30.5 C
Malang
Senin, Februari 3, 2025
OpiniMembongkar Skandal Fraud eFishery: Alarm yang Terabaikan dan Modus yang Terstruktur

Membongkar Skandal Fraud eFishery: Alarm yang Terabaikan dan Modus yang Terstruktur

MAKLUMAT — Skandal keuangan yang mengguncang eFishery semakin mengungkap sisi gelap industri startup di Indonesia. Perusahaan yang sebelumnya dielu-elukan sebagai unicorn andalan kini terseret dalam dugaan manipulasi laporan keuangan dan penyalahgunaan dana.

Berdasarkan CNBC Indonesia, praktik fraud ini bukan insiden tunggal, melainkan skema yang telah berlangsung bertahun-tahun dengan pola yang sistematis.

Penulis: Anwar Hariyono*.

Sejak 2018, indikasi adanya kecurangan sudah terlihat, namun tidak ada langkah pencegahan yang signifikan. “Fraud ini bukanlah kesalahan administratif biasa, tetapi sudah direncanakan dengan rapi,” ungkap seorang sumber yang memahami kasus ini.

Kejanggalan dalam laporan keuangan, perbedaan data internal dan eksternal, hingga penciptaan perusahaan cangkang menjadi indikasi kuat adanya manipulasi sistemik di dalam eFishery.

Tanda Bahaya yang Diabaikan

Fraud dalam skala besar seperti ini tidak terjadi secara tiba-tiba. Sejumlah tanda bahaya (red flag) seharusnya dapat menjadi alarm bagi investor, auditor, dan regulator sebelum skandal ini mencuat ke publik.

Pertama, terdapat lonjakan pendapatan yang tidak masuk akal. Laporan keuangan eksternal eFishery mencatat pendapatan sebesar Rp12,3 triliun dalam sembilan bulan pertama tahun 2024. Namun, laporan internal menunjukkan angka yang jauh lebih kecil, hanya Rp2,6 triliun.
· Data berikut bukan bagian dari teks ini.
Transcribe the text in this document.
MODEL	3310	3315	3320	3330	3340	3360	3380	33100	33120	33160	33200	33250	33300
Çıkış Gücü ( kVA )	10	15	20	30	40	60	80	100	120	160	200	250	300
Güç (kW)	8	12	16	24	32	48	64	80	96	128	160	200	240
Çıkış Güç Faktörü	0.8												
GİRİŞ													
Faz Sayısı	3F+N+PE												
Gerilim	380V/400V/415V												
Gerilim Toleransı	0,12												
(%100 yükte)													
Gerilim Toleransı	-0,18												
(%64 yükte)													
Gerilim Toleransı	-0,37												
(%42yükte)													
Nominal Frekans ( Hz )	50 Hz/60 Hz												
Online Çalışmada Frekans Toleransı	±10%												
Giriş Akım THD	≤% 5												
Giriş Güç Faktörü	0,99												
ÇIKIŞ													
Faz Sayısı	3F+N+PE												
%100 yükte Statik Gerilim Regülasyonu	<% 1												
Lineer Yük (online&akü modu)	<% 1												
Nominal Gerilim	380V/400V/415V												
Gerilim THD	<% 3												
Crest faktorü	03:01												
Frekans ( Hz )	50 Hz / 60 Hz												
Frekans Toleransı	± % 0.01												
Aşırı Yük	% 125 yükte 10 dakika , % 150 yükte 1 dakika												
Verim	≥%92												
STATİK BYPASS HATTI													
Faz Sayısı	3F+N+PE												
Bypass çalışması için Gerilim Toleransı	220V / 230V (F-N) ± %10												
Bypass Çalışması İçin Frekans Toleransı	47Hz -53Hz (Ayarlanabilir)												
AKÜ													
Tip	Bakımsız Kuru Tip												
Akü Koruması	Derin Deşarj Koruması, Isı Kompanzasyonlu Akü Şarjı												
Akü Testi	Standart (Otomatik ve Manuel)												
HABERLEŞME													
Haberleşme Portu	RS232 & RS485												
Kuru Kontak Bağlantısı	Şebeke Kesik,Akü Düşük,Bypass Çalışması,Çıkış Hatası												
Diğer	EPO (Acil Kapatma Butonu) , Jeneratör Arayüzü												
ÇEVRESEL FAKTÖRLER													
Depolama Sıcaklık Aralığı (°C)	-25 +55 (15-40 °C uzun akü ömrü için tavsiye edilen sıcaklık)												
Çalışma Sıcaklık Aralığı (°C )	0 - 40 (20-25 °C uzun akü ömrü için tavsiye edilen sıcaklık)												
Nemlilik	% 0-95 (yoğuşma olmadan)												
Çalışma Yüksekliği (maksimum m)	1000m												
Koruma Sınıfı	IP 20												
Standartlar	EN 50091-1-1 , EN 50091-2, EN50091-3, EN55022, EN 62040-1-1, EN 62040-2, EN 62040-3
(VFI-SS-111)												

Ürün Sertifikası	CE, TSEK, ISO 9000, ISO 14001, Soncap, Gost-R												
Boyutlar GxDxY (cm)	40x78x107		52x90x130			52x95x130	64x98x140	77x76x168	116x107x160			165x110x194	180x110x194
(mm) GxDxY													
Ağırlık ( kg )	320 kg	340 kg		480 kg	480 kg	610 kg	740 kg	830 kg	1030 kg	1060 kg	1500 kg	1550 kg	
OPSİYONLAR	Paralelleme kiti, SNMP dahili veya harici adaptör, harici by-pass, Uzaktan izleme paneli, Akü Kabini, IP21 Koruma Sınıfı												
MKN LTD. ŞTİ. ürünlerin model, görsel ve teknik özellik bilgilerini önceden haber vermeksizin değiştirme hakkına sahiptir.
Perbedaan yang mencapai hampir lima kali lipat ini seharusnya menimbulkan kecurigaan sejak awal.

Selain itu, terdapat ketidaksesuaian dalam pencatatan laba dan rugi. Laporan eksternal mengklaim bahwa eFishery meraih laba sebelum pajak sebesar Rp261 miliar, sementara laporan internal menunjukkan perusahaan sebenarnya mengalami kerugian Rp578 miliar dalam periode yang sama. Perbedaan ini mengindikasikan adanya upaya sistematis untuk menyesatkan para pemegang saham dan calon investor.

Modus lainnya adalah penggunaan perusahaan cangkang sebagai sarana pencucian uang. CEO eFishery, Gibran Huzaifah, diduga mendirikan lima perusahaan bayangan yang dikelola oleh rekan-rekannya. Perusahaan-perusahaan ini digunakan untuk mengalirkan dana, menciptakan transaksi palsu, serta memperbesar angka pendapatan di atas kertas.

Tak hanya itu, klaim kepemilikan aset juga diragukan. eFishery mengaku memiliki lebih dari 400.000 fasilitas pakan yang tersebar di berbagai daerah. Namun, hasil investigasi menunjukkan bahwa jumlah fasilitas yang sebenarnya hanya sekitar 24.000.

Fraud Triangle: Memahami Akar Masalah

Kasus ini dapat dijelaskan melalui konsep Fraud Triangle yang dikembangkan oleh Donald Cressey. Terdapat tiga elemen utama yang mendorong terjadinya fraud dalam suatu organisasi.

Tekanan (Pressure) menjadi faktor pertama. Sebagai startup yang telah mendapatkan pendanaan besar, eFishery berada di bawah tekanan untuk terus menunjukkan pertumbuhan yang agresif. Investor menginginkan hasil yang cepat, dan manajemen mungkin merasa terdesak untuk memanipulasi laporan agar terlihat lebih menguntungkan.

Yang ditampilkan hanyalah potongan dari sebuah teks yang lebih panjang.